I’ve returned back to MBED thanks to Arduino’s teething problems with the Arduino Nano 33 BLE board and some of the shortcomings with using their ArduinoBLE library.
I now have a reasonable understanding of the MBED BLE API and have most of the MBED BLE examples working on my Arduino Nano 33 BLE, which I coded via the Arduino IDE.
I now want to test out my knowledge on other boards using the new MBED Studio, as I happen to have a few MBED compatible boards which include BLE, such as Cypress’s PSoC6 Pioneer board, NXP’s FRDM-KW41Z, Silabs Thunderboard Sense 2, Nordic Semiconductor’s nRF52840 dongle (not sure if this is MBED compatible though) and a BBC microbit.
However, I did notice that the FRDM-KW41Z and Silabs Thunderboard Sense 2 are not included as MBED board selection options for BLE on the mbed website.

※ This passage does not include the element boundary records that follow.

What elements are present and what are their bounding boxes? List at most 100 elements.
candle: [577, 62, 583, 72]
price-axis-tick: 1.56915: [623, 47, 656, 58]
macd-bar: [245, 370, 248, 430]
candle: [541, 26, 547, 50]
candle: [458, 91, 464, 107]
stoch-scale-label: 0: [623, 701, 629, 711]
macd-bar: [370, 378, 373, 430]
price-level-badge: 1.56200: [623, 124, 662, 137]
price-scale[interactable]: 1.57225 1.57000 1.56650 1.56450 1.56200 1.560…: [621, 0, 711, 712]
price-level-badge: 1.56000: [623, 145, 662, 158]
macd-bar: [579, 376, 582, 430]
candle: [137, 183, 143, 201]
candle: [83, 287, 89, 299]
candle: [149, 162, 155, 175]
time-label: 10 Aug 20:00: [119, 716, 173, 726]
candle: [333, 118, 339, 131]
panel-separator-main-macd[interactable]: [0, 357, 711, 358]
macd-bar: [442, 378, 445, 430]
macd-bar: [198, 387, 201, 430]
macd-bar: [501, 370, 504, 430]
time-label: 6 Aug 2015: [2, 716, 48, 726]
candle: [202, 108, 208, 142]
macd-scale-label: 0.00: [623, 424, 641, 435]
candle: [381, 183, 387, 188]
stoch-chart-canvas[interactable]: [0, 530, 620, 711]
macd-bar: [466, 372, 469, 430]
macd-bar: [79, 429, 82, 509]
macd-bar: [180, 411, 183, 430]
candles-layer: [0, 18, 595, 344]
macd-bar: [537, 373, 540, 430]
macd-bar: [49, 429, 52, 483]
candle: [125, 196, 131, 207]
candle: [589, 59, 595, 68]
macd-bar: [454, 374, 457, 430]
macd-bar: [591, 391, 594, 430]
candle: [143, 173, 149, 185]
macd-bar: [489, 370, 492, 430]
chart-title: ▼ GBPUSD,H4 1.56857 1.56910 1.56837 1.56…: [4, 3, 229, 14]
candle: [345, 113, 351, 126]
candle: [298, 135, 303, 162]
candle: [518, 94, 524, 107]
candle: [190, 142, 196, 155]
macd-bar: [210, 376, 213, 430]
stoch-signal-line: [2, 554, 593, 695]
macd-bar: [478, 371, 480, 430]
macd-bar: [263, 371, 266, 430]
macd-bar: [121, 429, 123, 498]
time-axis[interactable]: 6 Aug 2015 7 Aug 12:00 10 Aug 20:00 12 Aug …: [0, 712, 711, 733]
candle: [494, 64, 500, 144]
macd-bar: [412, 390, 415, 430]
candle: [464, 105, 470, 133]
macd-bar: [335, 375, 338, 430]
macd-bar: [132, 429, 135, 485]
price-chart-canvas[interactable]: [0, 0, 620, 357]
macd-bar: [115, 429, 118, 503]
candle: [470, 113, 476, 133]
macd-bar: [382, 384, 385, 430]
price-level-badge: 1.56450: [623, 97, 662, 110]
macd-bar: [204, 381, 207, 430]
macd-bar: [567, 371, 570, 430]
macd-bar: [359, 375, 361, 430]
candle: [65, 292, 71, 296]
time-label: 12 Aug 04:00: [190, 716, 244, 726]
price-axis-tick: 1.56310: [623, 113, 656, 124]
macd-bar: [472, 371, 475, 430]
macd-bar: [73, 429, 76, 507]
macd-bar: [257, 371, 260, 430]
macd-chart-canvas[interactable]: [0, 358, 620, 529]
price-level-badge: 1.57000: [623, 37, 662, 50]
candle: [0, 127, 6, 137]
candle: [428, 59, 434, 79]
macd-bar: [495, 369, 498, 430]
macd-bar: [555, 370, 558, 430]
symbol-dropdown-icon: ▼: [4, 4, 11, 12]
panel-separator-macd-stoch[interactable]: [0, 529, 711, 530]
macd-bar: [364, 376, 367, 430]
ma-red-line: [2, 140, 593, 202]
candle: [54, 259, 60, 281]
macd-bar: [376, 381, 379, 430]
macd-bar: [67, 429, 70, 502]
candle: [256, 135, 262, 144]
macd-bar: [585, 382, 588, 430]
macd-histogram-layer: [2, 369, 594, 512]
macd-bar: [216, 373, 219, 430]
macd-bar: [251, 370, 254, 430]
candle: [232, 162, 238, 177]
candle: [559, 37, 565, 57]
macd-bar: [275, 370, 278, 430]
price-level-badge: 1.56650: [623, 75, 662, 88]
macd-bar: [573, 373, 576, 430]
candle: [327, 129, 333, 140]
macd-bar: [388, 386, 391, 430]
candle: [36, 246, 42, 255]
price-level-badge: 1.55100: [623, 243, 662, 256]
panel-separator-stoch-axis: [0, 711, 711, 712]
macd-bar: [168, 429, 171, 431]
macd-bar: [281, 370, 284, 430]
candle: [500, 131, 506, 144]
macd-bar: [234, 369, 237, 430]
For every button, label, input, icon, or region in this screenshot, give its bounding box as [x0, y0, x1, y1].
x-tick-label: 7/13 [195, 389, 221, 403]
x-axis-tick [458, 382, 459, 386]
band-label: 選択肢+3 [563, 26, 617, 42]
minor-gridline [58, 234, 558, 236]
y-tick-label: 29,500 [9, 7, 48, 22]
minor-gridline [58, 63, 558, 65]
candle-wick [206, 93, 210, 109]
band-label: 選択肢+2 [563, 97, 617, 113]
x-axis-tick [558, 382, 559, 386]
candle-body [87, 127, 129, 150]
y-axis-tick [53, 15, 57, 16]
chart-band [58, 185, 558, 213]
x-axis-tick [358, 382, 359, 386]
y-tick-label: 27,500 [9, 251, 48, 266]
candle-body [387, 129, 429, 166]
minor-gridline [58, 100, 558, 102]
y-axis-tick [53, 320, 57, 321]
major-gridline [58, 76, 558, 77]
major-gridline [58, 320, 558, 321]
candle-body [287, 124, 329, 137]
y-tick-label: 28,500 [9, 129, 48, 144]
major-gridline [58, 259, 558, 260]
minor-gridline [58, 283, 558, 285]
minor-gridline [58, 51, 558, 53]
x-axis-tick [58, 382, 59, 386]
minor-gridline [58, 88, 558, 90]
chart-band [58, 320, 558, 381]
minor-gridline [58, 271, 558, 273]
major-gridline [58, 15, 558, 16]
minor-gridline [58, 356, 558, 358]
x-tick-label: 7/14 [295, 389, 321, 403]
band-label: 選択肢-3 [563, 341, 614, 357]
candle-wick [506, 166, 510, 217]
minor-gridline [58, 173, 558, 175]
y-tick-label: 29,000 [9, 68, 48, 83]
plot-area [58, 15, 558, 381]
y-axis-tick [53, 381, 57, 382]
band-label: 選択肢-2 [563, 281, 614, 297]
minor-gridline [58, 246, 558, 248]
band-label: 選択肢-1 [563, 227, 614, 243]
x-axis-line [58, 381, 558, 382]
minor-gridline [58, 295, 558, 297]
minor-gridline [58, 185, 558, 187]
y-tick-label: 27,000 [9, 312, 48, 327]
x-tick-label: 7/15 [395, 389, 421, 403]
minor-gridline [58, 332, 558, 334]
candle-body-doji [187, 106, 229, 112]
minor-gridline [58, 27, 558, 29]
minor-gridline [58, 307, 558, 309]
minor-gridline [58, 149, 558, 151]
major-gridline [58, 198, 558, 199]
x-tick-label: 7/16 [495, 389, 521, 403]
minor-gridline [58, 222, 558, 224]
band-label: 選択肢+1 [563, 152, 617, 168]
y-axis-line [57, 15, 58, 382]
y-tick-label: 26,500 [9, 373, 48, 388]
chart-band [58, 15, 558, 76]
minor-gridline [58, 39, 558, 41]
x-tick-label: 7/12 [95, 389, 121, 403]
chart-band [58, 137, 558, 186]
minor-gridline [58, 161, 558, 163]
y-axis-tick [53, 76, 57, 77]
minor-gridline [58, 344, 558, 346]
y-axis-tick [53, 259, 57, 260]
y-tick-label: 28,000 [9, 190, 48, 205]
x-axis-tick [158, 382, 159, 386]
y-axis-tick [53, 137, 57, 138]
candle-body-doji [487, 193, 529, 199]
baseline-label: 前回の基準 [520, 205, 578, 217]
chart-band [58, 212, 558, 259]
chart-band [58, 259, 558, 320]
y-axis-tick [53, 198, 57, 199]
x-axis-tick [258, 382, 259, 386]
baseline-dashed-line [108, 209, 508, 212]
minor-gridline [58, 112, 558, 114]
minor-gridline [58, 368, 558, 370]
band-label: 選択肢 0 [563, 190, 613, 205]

Is there a reason for this?
So, assuming it is possible to write up a BLE example on MBED Studio, I thought to start with the Silabs Thunderboard Sense 2 board as this is MBED 6.x compatible.
Please could someone give me some high level pointers as to how approach this mini test project.
I’m afraid we (Silicon Labs) don’t support mbed OS’ BLE stack on Thunderboard Sense 2. The wireless protocol support for Thunderboard Sense 2 on mbed OS is currently limited to 802.15.4 through Nanostack, i.e. 6LoWPAN and Thread.
We’re hoping to have a BLE solution on mbed OS using our parts at some point in the future, but I sadly don’t have any indication if/when this might happen. But I’d say to not hold your breath. If you want BLE on TB Sense 2, I recommend checking out our BLE examples in Simplicity Studio.
Thanks. I have a Particle.io Xenon board (nRf52840) which happily got flashed with the Blinky example from MBED Studio using the Particle CMSIS DAP debugger.
What I now need is some pointers on how to get the BLE_API onto MBED Studio so I can continue exploring.
Just to announce that I manually copied across the BLE_Button example, and it not only successfully compiled, using the nRF52840_dk as the target, but it also worked straight out the box on my Particle.io Xenon device.
So, ignoring the manual port for now, the rest of the workflow was quick and painless. Awesome!